From Scientific American:
In novels and films, the most common scientist by far is the mad one. From H. G. Wells’s Dr. Moreau to Ian Fleming’s Dr. No to Stanley Kubrick’s Dr. Strangelove, scientists are portrayed as evil geniuses unrestrained by ethics and usually bent on world domination. Over the past two years, as I struggled to write my own novel about physicists and their quest for the Theory of Everything, I often worried that I was falling prey to this stereotype myself. It is incredibly difficult to create fictional scientists who are neither insane villains nor cardboard heroes. To faithfully depict the life and work of a researcher, you need to immerse yourself in the details of his or her research, and very few writers have done this task well.

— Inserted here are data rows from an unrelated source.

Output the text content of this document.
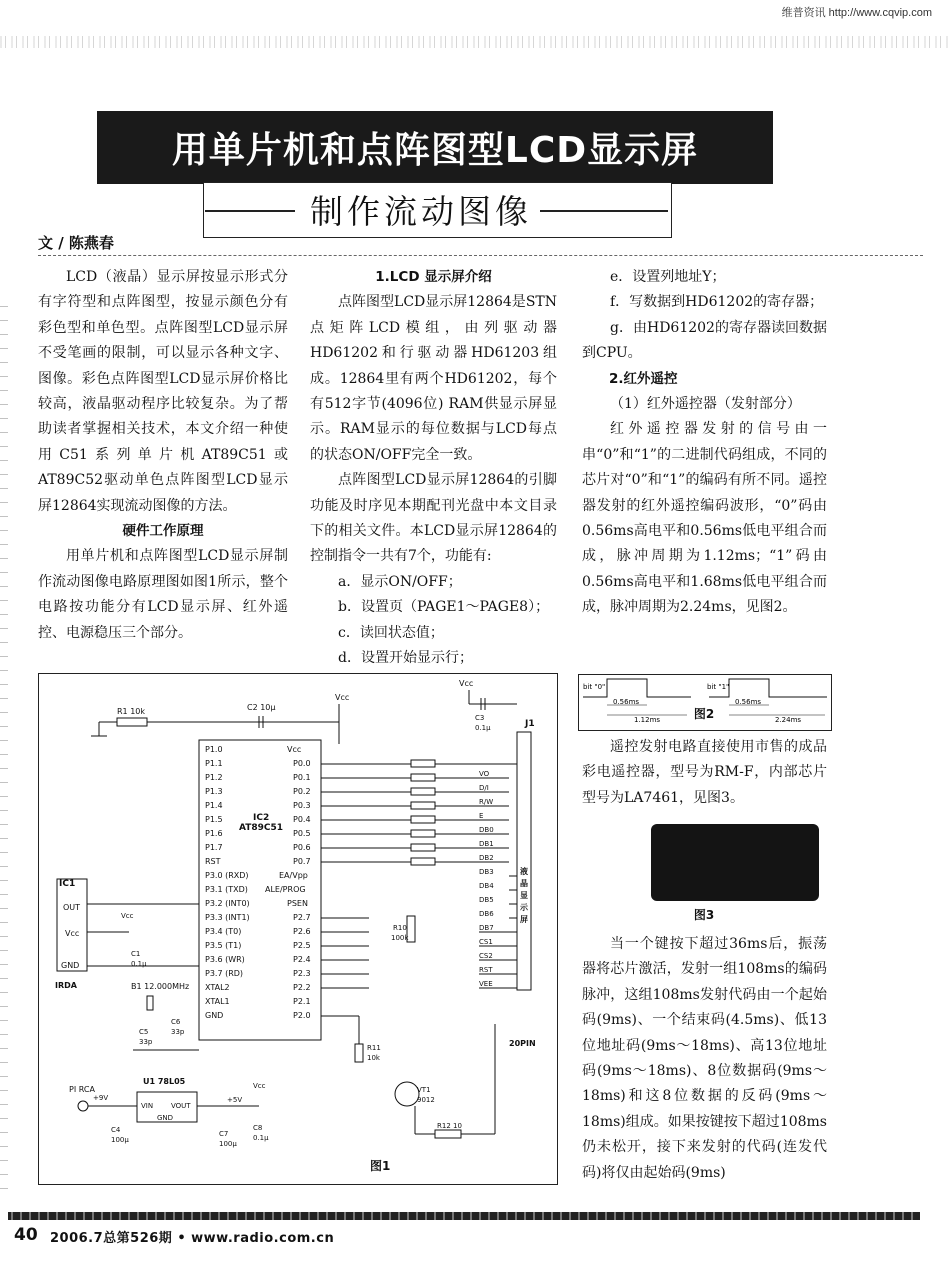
维普资讯 http://www.cqvip.com
用单片机和点阵图型LCD显示屏
制作流动图像
文 / 陈燕春

LCD（液晶）显示屏按显示形式分有字符型和点阵图型，按显示颜色分有彩色型和单色型。点阵图型LCD显示屏不受笔画的限制，可以显示各种文字、图像。彩色点阵图型LCD显示屏价格比较高，液晶驱动程序比较复杂。为了帮助读者掌握相关技术，本文介绍一种使用C51系列单片机AT89C51或AT89C52驱动单色点阵图型LCD显示屏12864实现流动图像的方法。

硬件工作原理

用单片机和点阵图型LCD显示屏制作流动图像电路原理图如图1所示，整个电路按功能分有LCD显示屏、红外遥控、电源稳压三个部分。

1.LCD 显示屏介绍

点阵图型LCD显示屏12864是STN点矩阵LCD模组，由列驱动器HD61202和行驱动器HD61203组成。12864里有两个HD61202，每个有512字节(4096位) RAM供显示屏显示。RAM显示的每位数据与LCD每点的状态ON/OFF完全一致。

点阵图型LCD显示屏12864的引脚功能及时序见本期配刊光盘中本文目录下的相关文件。本LCD显示屏12864的控制指令一共有7个，功能有:

a．显示ON/OFF；

b．设置页（PAGE1～PAGE8）；

c．读回状态值；

d．设置开始显示行；

e．设置列地址Y；

f．写数据到HD61202的寄存器；

g．由HD61202的寄存器读回数据到CPU。

2.红外遥控

（1）红外遥控器（发射部分）

红外遥控器发射的信号由一串“0”和“1”的二进制代码组成，不同的芯片对“0”和“1”的编码有所不同。遥控器发射的红外遥控编码波形，“0”码由0.56ms高电平和0.56ms低电平组合而成，脉冲周期为1.12ms；“1”码由0.56ms高电平和1.68ms低电平组合而成，脉冲周期为2.24ms，见图2。

bit "0"	bit "1"
0.56ms
1.12ms
0.56ms
2.24ms
图2

遥控发射电路直接使用市售的成品彩电遥控器，型号为RM-F，内部芯片型号为LA7461，见图3。

图3

当一个键按下超过36ms后，振荡器将芯片激活，发射一组108ms的编码脉冲，这组108ms发射代码由一个起始码(9ms)、一个结束码(4.5ms)、低13位地址码(9ms～18ms)、高13位地址码(9ms～18ms)、8位数据码(9ms～18ms)和这8位数据的反码(9ms～18ms)组成。如果按键按下超过108ms仍未松开，接下来发射的代码(连发代码)将仅由起始码(9ms)

R1 10k	C2 10μ
Vcc
Vcc
C3
0.1μ	J1
IC2
AT89C51
P1.0
P1.1
P1.2
P1.3
P1.4
P1.5
P1.6
P1.7
RST
P3.0 (RXD)
P3.1 (TXD)
P3.2 (INT0)
P3.3 (INT1)
P3.4 (T0)
P3.5 (T1)
P3.6 (WR)
P3.7 (RD)
XTAL2
XTAL1
GND
Vcc
P0.0
P0.1
P0.2
P0.3
P0.4
P0.5
P0.6
P0.7
EA/Vpp
ALE/PROG
PSEN
P2.7
P2.6
P2.5
P2.4
P2.3
P2.2
P2.1
P2.0
VO
D/I
R/W
E
DB0
DB1
DB2
DB3
DB4
DB5
DB6
DB7
CS1
CS2
RST
VEE
液
晶
显
示
屏
20PIN
R10
100k
IC1
OUT
Vcc
GND
IRDA
Vcc
C1
0.1μ
B1 12.000MHz
C5
33p
C6
33p
R11
10k
VT1
9012
R12 10
PI RCA
+9V
U1 78L05
VIN	VOUT
GND
C4
100μ
C7
100μ
C8
0.1μ
+5V
Vcc
图1
40 2006.7总第526期 • www.radio.com.cn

One of the earliest attempts to draw a realistic picture of science was Sinclair Lewis’s Arrowsmith, which won the Pulitzer Prize in 1926. The book tells the story of Martin Arrowsmith, a callow Midwestern youth who after long travails throws off the temptations of money, power and fame to pursue a life of solitary medical research. Martin isn’t a very likable character—he’s peevish, disdainful and annoyingly self-important. One gets the sense that even the author doesn’t care for him much. The true hero of the tale is Martin’s mentor, Max Gottlieb, a long-suffering German-American bacteriologist. Dr. Gottlieb provides the novel’s wisest insights: “To be a scientist—it is not just a different job … it is a tangle of very obscure emotions, like mysticism, or wanting to write poetry.” Arrowsmith also gives readers a fascinating glimpse of microbiology in the early 20th century. To get his facts right, Lewis relied on Paul de Kruif, a bacteriologist and science writer who received 25 percent of the book’s royalties in return for his help.